Atle Selberg

From Wikiquote
Jump to navigation Jump to search
Atle Selberg

Atle Selberg (June 14, 1917 – August 6, 2007) was a Norwegian mathematician, known for his research in analytic number theory and automorphic forms. He was awarded the Fields Medal in 1950. In 1951 he was appointed to a professorship in the School of Mathematics of the Institute for Advanced Study.


  • ... It is true — certainly in mathematics; what I say now will not apply to the School of Historical Studies where people tend to make their main contributions at a much later age — in mathematics and physics, the prime period in one's life in probably over by, say, 45 or so. That's a bit conservative. Some might put it a bit earlier.
    Of course one can continue to work, and do very good work afterwards, but certainly the most productive period would be before that, between 25 and 45.
  • I think in some sense much has to do with luck. If you are lucky many times, then you are a genius, of course. You may be lucky just a few times or some people might not have any great luck at all. I don't know really what is the reason for this.
    I think what lies behind having luck is first of all if you have a background that is a bit different from what everybody else has so that you are not encumbered with precisely the same knowledge and are not thinking exactly the same way.
    It also helps if you can benefit by accidents, facts that you come across quite accidentally and start thinking about and see there is something more. I would say that most of the better things I have done all came about not because I set out from the beginning to do them. Something shifted the focus of my attention completely and I ended up doing something rather different.
    One has to be able to see opportunities and learn to utilize them. Real, original work, I think, comes about in this way.

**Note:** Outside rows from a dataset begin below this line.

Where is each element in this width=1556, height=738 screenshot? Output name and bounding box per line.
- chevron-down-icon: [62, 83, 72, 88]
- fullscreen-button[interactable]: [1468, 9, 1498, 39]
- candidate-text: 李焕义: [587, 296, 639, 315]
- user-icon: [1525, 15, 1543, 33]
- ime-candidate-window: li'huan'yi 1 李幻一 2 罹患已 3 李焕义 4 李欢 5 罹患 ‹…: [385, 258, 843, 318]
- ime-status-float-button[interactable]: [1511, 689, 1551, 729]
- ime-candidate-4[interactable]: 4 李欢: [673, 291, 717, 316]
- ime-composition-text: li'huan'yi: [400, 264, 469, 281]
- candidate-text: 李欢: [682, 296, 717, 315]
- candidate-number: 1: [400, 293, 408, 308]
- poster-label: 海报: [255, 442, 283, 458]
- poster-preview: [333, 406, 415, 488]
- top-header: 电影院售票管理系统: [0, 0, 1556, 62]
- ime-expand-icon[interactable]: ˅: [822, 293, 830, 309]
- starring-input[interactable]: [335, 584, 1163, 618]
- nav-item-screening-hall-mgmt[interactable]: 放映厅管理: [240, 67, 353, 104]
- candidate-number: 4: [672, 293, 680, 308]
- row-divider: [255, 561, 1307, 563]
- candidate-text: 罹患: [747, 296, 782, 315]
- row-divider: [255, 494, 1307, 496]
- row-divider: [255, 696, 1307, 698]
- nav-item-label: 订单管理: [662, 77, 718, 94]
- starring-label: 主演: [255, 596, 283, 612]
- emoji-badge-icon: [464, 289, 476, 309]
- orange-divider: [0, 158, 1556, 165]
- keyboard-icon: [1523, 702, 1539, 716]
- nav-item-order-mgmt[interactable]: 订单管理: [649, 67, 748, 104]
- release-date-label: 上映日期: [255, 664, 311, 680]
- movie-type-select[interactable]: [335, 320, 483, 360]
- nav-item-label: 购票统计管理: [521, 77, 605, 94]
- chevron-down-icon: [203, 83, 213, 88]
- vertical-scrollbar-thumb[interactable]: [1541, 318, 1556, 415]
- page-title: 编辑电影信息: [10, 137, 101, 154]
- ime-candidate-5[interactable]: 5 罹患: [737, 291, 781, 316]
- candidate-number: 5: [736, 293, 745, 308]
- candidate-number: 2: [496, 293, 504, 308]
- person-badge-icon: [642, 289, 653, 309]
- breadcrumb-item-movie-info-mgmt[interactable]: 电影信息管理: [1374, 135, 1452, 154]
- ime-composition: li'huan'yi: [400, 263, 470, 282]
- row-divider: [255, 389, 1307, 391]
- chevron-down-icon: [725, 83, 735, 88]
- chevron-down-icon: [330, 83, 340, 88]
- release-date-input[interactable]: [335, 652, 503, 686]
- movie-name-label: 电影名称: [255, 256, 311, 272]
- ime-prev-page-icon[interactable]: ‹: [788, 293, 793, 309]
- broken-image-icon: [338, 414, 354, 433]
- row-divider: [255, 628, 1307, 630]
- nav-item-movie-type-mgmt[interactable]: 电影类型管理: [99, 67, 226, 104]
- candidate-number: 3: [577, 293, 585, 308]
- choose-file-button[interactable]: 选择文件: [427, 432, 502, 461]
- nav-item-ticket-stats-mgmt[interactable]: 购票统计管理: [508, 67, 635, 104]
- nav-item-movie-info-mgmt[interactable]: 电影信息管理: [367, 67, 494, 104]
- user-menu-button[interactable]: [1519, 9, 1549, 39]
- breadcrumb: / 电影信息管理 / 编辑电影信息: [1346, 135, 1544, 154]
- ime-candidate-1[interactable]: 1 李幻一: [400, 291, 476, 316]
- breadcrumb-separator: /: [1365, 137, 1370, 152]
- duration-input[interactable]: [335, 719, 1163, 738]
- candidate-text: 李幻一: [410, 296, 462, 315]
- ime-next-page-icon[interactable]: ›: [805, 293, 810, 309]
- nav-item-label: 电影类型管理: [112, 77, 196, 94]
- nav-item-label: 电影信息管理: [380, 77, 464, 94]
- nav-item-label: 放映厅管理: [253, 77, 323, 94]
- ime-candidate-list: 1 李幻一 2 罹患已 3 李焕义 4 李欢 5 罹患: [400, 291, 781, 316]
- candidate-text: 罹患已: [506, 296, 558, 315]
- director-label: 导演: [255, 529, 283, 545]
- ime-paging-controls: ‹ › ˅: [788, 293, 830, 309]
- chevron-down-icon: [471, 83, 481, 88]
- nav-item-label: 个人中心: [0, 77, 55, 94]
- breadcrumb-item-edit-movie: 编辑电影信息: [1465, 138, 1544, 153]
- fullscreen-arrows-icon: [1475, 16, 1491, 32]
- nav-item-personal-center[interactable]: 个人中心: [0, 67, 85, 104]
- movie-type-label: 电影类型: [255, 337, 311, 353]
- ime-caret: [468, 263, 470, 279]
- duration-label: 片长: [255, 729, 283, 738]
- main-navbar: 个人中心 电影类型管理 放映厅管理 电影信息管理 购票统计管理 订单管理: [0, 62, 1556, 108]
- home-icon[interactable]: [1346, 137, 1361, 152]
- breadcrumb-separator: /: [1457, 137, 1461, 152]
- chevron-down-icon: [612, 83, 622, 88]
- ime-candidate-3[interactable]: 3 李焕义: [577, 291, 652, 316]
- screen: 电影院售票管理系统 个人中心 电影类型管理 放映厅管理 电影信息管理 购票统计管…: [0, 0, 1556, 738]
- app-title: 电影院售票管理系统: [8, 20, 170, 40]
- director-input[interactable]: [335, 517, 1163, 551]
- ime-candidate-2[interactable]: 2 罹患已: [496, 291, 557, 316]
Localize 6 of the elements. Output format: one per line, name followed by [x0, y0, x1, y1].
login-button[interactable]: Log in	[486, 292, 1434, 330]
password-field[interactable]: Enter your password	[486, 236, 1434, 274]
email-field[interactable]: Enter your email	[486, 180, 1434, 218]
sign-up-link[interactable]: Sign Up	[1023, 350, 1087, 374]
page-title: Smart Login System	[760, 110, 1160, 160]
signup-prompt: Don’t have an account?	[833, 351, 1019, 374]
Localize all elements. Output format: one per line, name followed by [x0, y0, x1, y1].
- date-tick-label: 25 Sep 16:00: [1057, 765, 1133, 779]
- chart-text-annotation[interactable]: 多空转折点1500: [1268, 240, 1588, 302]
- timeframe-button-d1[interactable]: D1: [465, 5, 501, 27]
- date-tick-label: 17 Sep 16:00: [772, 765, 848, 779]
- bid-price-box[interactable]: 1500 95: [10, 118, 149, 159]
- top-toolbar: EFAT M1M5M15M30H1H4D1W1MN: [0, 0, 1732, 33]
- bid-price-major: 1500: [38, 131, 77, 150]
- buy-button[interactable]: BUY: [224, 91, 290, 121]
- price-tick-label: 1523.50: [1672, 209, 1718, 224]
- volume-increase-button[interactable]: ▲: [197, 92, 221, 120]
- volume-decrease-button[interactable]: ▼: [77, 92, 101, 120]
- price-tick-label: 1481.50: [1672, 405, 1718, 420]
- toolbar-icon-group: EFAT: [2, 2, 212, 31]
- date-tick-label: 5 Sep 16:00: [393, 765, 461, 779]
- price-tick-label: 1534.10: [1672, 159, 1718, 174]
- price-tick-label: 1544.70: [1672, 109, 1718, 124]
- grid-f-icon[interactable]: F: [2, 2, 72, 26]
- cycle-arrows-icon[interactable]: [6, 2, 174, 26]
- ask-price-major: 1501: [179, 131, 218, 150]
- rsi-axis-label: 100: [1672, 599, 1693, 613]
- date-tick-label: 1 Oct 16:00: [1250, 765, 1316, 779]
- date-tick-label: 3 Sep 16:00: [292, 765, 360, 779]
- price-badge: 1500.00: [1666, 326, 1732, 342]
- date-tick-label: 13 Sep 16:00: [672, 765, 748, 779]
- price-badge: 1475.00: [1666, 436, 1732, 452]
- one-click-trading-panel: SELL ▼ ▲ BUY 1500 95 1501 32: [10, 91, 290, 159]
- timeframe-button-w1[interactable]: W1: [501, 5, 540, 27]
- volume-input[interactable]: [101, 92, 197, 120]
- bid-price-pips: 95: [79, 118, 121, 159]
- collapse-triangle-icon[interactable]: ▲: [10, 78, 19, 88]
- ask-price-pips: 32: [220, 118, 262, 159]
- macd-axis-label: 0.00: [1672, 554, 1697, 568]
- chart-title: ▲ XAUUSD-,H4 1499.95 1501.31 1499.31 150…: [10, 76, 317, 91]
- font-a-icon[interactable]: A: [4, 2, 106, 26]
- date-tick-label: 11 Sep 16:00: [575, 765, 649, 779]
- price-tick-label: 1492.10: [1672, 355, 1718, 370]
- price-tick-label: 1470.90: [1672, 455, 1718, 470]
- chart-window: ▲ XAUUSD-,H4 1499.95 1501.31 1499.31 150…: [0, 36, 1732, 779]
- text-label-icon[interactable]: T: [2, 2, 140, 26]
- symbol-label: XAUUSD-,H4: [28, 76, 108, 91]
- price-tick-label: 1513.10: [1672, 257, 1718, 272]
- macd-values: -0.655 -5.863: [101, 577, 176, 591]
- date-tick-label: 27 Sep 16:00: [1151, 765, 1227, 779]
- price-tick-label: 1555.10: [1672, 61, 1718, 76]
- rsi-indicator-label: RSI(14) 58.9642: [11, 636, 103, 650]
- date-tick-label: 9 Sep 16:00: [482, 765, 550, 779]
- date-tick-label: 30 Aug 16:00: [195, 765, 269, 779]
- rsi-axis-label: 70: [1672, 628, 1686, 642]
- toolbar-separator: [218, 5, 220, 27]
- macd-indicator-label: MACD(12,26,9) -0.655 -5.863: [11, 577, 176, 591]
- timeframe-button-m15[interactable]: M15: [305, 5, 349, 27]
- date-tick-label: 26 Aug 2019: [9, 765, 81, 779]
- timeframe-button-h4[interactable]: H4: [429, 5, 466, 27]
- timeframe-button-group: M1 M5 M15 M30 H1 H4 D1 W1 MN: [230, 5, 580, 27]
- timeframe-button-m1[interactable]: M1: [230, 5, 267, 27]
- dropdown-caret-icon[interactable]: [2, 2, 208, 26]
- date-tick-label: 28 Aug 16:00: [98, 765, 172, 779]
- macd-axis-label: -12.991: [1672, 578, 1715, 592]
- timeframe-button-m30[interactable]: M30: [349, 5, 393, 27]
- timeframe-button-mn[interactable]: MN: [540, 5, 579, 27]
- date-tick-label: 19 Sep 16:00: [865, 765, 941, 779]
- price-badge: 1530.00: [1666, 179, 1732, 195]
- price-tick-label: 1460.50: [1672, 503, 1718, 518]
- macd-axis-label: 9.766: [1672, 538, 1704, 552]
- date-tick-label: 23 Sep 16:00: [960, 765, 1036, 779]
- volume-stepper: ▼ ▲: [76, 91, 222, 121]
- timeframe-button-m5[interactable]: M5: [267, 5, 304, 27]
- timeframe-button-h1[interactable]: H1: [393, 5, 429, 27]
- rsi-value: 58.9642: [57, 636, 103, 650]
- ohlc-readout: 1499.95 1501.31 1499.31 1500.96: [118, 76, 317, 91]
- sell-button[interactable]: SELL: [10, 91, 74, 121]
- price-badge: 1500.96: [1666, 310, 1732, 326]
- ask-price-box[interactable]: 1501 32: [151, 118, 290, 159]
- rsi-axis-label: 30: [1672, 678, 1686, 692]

Quotes about Selberg[edit]

  • Selberg’s work in automorphic forms and number theory led him naturally to the study of lattices (that is, discrete subgroups of finite covolume) in semi-simple Lie groups. His proof of local rigidity and, as a consequence, algebraicity of the matrix entries of cocompact lattices in groups such SL(n, R), n > 2, marked the beginnings of modern rigidity theory. His results were followed by proofs of local rigidity for cocompact lattices in all groups other than the familiar SL(2, R), where its failure reflects the well-known local deformation theory of Riemann surfaces. These results inspired Mostow to find and prove his celebrated “strong rigidity” results for such lattices in groups other than SL(2, R).
    From his work on local rigidity and algebraicity, Selberg was led to the bold conjecture that, in the higher rank situation, much more is true; namely, that all lattices are arithmetic (i.e., they can be constructed by some general arithmetic means). He was able to prove this conjecture in the simplest case of a non-cocompact irreducible lattice in the product of at least two SL(2, R)’s. The full Selberg arithmeticity conjecture in groups of rank at least two was established by Margulis, who introduced measure- and p-adic theoretic ideas into the problem, as well as what is now called “super-rigidity”.